Murmuró algo con impaciencia al ver que el general se levantaba para saludarla y prosiguió:
—Vamos a tener que intentar algo más urgente. No me gusta todo lo que ocurre.
—¿Pasa algo? —preguntó Bogert, cambiando una mirada con el general.
—¿Específicamente? ¡No! Pero no me gusta que Nestor 10 siga eludiéndonos. Es un mal asunto. Debe halagar su vanidoso sentido de superioridad. Mucho me temo que su complejo no sea ya simplemente el de obedecer órdenes. Me parece que se está convirtiendo en una aguda necesidad neurótica, para él, ir más allá que los humanos. Es una situación malsana y peligrosa. Peter, ¿hizo usted lo que le pedí? ¿Ha establecido los factores inestables del NST-2 modificado siguiendo las línea que le pedí?
—Está en marcha —respondió el matemático sin interés.
Susan lo miró durante un momento con rencor y se volvió hacia el general.
—Nestor 10 se ha dado cuenta, desde luego, de lo que estamos haciendo, general. No tiene necesidad alguna de morder el cebo en este experimento, especialmente después de la primera vez, cuando tiene que haber visto que el sujeto no corre peligro. Los otros no podían abstenerse; pero él está fingiendo deliberadamente la reacción.
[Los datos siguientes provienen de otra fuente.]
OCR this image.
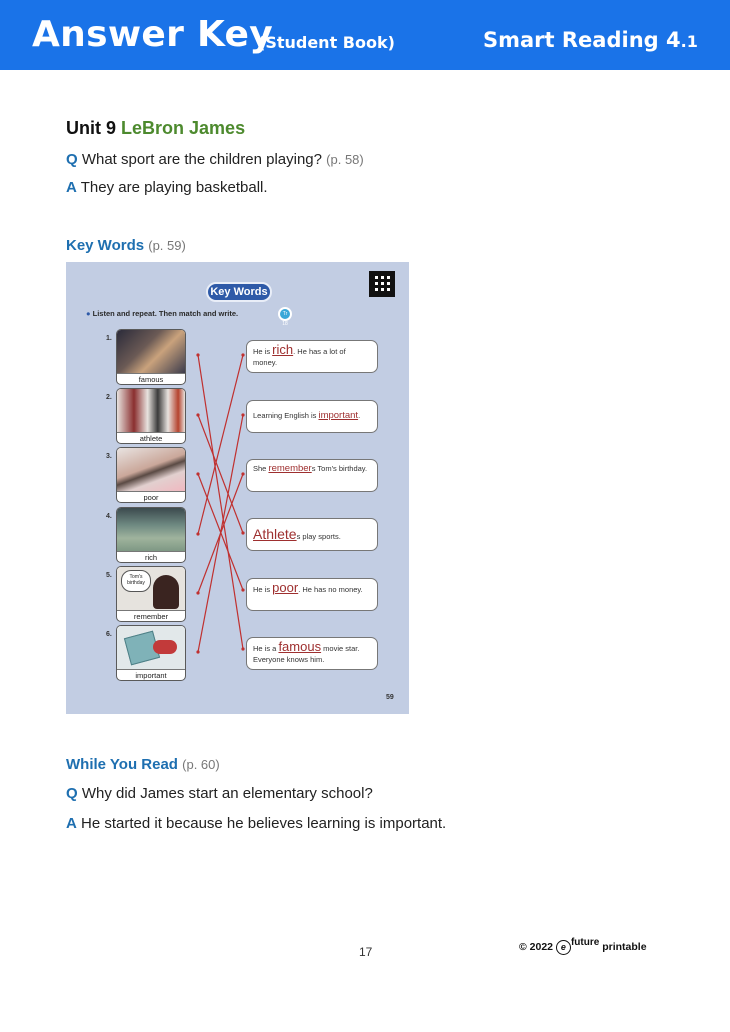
Answer Key
(Student Book)	Smart Reading 4.1
Unit 9 LeBron James
Q What sport are the children playing? (p. 58)
A They are playing basketball.
Key Words (p. 59)
Key Words
● Listen and repeat. Then match and write.	Tr 18
1.
famous
2.
athlete
3.
poor
4.
rich
5.	Tom's birthday
remember
6.
important
He is rich. He has a lot of money.
Learning English is important.
She remembers Tom's birthday.
Athletes play sports.
He is poor. He has no money.
He is a famous movie star. Everyone knows him.
59
While You Read (p. 60)
Q Why did James start an elementary school?
A He started it because he believes learning is important.
17	© 2022 e future printable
—¿Y qué cree usted que debemos hacer, doctora Calvin?
—Imposibilitarle, falsificar su reacción la próxima vez. Repetiremos el experimento, pero con una modificación. Estableceremos unos cables de alta tensión entre los robots y el sujeto, capaces de electrocutar los modelos Nestor en cantidad suficiente para que no puedan saltar por encima de ellos; el robot se dará cuenta del hecho que tocar los cables significa la muerte.
—¡Alto! —exclamó súbitamente Bogert, indignado—. No vamos a electrocutar dos millones de dólares de robots para localizar a Nestor 10. Hay otros medios.
—¿Está usted seguro? No hemos encontrado ninguno. De todos modos, no se trata de electrocución. Podemos aplicar un contacto que cortará la corriente en el momento de soltar el peso. Si el robot pisa los cables, no será electrocutado. Pero el robot
no lo sabrá
.
—¿Saldrá bien esto? —dijo el general con un brillo de esperanza en los ojos.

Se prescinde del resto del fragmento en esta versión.